Lo que interesa de este largo relato, y de su conclusión, son tres aspectos. Por una parte, que el tema de la verdad de la imagen, de su relación con lo real tiene un largo aliento en la historia del medio, y en buena medida no puede ser obviado, aunque sí reformulado. Por otro, que hasta cierto punto un esencialismo numérico parece sustituir un anterior esencialismo analógico. (7) Por último, que la cuestión digital o numérica con relación a una realidad registrada o creada, referencial o ficticia, verdadera o falsa (8), se ha visto pronto superada o relativizada, por una problemática más amplia que remite a la relación que la imagen mantiene con la realidad en nuestra sociedad. La transmisibilidad o comunicabilidad de la imagen como fenómeno mayor, así como la sobreabundancia de imágenes y su hipersocialización, no dejan de abrir y extender el problema de la relación con lo real, y por extensión, de lo que aquellas saben y nos dicen.

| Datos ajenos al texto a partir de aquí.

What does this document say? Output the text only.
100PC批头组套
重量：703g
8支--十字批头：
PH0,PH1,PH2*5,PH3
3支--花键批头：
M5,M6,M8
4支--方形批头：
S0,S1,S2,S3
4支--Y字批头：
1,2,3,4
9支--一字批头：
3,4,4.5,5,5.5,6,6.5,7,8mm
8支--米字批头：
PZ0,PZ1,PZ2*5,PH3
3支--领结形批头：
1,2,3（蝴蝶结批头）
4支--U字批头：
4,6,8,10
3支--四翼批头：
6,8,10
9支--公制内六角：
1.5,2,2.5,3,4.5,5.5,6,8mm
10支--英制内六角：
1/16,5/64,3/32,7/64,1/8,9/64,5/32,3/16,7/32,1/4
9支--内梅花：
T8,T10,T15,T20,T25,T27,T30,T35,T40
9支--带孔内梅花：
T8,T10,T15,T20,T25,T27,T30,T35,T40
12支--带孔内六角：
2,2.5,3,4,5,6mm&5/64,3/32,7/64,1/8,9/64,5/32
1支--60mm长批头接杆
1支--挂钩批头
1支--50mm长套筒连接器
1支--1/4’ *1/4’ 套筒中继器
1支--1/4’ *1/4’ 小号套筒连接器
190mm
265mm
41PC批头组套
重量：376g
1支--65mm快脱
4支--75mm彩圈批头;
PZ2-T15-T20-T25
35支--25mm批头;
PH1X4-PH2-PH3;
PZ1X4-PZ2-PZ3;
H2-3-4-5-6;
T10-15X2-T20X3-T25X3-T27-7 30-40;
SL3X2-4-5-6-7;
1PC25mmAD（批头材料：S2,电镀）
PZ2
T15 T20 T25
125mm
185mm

Se viene afirmando, no sin razón, que un mito ha sustituido a otro: «el mito oficial de una fotografía que dice la verdad ha dejado su lugar al mito oficial de una fotografía que miente», señala Sekula, y con él, otros autores. (9) Es lo mismo que viene a señalar Martha Rosler cuando afirma que probablemente se ha sobreestimado o colocado fuera de lugar el valor de verdad de la fotografía. ([nota 10 @ Martha Rosler, «Simulaciones de imágenes, manipulaciones por odenador: algunas consideraciones», Fotografia y activismo. Textos y prácticas (1979-2000), (Jorge Luis Marzo, ed), Gustavo Gili, Barcelona, 2006, pp. 191-250. Este texto complementa bien las dos referencias de la nota anterior en el sentido indicado.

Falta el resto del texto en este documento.